Il nostro punto di vista non può essere che radicalmente opposto. La crisi borghese non può essere risolta che da una lotta a fondo contro il sistema di produzione capitalistico. La «tregua» sociale di cui si fanno promotori i partiti «di sinistra» potrà permettere, a lungo andare, una ripresa capitalistica, ma mentre non risolve il problema urgente di dar pane e lavoro ad un esercito di disoccupati, non elimina il fattore fondamentale della crisi in atto. Dar tregua al capitalismo in questa fase di collasso di tutte le energie e di tutte le risorse produttive significa ribadire le catene della servitù proletaria.

Gli operai non cessino dunque dalla lotta contro licenziamenti, per un salario adeguato al costo della vita, per una distribuzione razionale dei mezzi di sussistenza, per il lavoro per tutti: è nel loro diritto, questa lotta. Ma non dimentichino che nessuna «riforma», nessun temporaneo alleviamento delle loro condizioni di vita risolverà mai il problema generale di un nuovo regime di produzione basato non più sullo sfruttamento dell’uomo e sulla realizzazione del profitto, ma sulla solidarietà sociale e sul soddisfacimento dei bisogni di tutti.

Non dimentichino che la soluzione del problema italiano è legata in modo inscindibile alla soluzione dei problemi internazionali della loro classe: che la situazione nostrana sarà pregiudicata, dal punto di vista delle prospettive di riscossa rivoluzionaria del proletariato, finché la classe operaia di tutti paesi, soprattutto dei grandi paesi vincitori, non ingaggerà la stessa battaglia senza quartiere contro la sua borghesia e in appoggio ai proletari di tutti gli altri paesi.

Le lotte sociali che questa nuova fase di profonda crisi economica sta per scatenare avranno un senso solo se romperanno il cerchio ristretto delle lotte e delle rivendicazioni contingenti, e porranno sul tappeto, come problema di vita non solo per l’Italia ma per tutto il mondo, il problema massimo, la rivendicazione finale del proletariato; la conquista rivoluzionaria del potere per la realizzazione di una società socialista.

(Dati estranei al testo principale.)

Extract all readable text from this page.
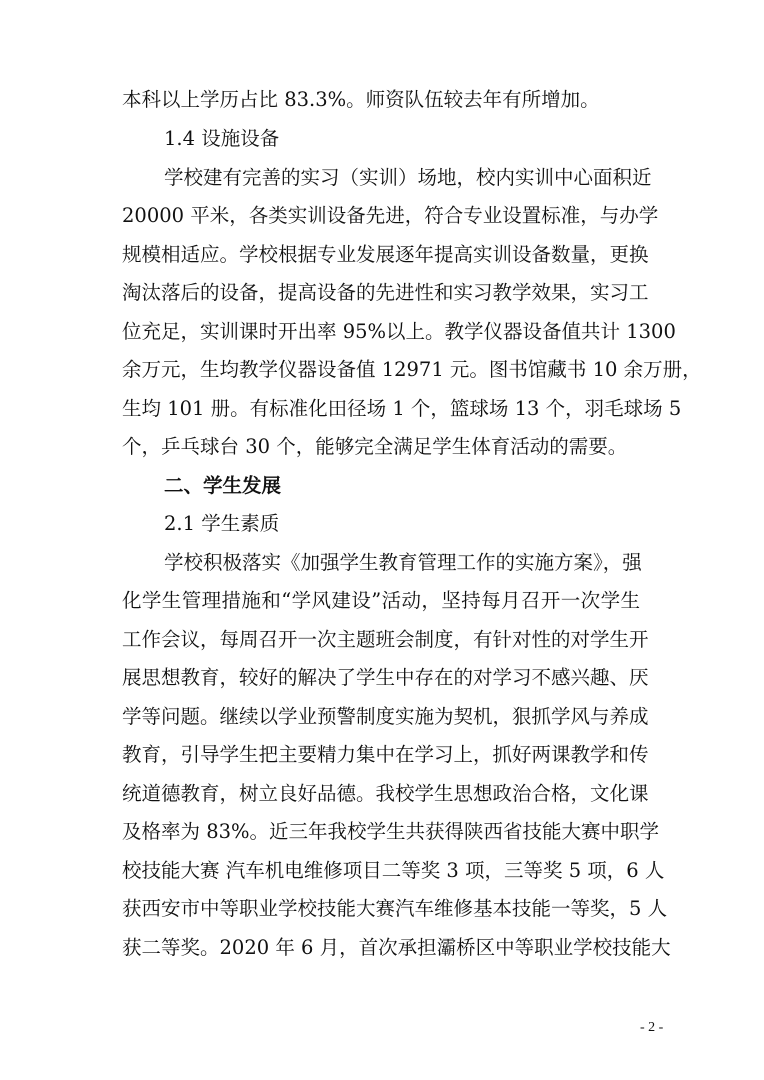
本科以上学历占比 83.3%。师资队伍较去年有所增加。
1.4 设施设备
学校建有完善的实习（实训）场地，校内实训中心面积近
20000 平米，各类实训设备先进，符合专业设置标准，与办学
规模相适应。学校根据专业发展逐年提高实训设备数量，更换
淘汰落后的设备，提高设备的先进性和实习教学效果，实习工
位充足，实训课时开出率 95%以上。教学仪器设备值共计 1300
余万元，生均教学仪器设备值 12971 元。图书馆藏书 10 余万册，
生均 101 册。有标准化田径场 1 个，篮球场 13 个，羽毛球场 5
个，乒乓球台 30 个，能够完全满足学生体育活动的需要。
二、学生发展
2.1 学生素质
学校积极落实《加强学生教育管理工作的实施方案》，强
化学生管理措施和“学风建设”活动，坚持每月召开一次学生
工作会议，每周召开一次主题班会制度，有针对性的对学生开
展思想教育，较好的解决了学生中存在的对学习不感兴趣、厌
学等问题。继续以学业预警制度实施为契机，狠抓学风与养成
教育，引导学生把主要精力集中在学习上，抓好两课教学和传
统道德教育，树立良好品德。我校学生思想政治合格，文化课
及格率为 83%。近三年我校学生共获得陕西省技能大赛中职学
校技能大赛 汽车机电维修项目二等奖 3 项，三等奖 5 项，6 人
获西安市中等职业学校技能大赛汽车维修基本技能一等奖，5 人
获二等奖。2020 年 6 月，首次承担灞桥区中等职业学校技能大
- 2 -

Ogni altra soluzione politica, che sposti quelle lotte sul terreno del parlamentarismo borghese o su quello di presunte e ipotetiche rivendicazioni nazionali, è illusoria dal punto di vista delle realizzazioni concrete e disfattista dal punto di vista della preparazione ideologica e pratica della classe operaia alla rivoluzione comunista.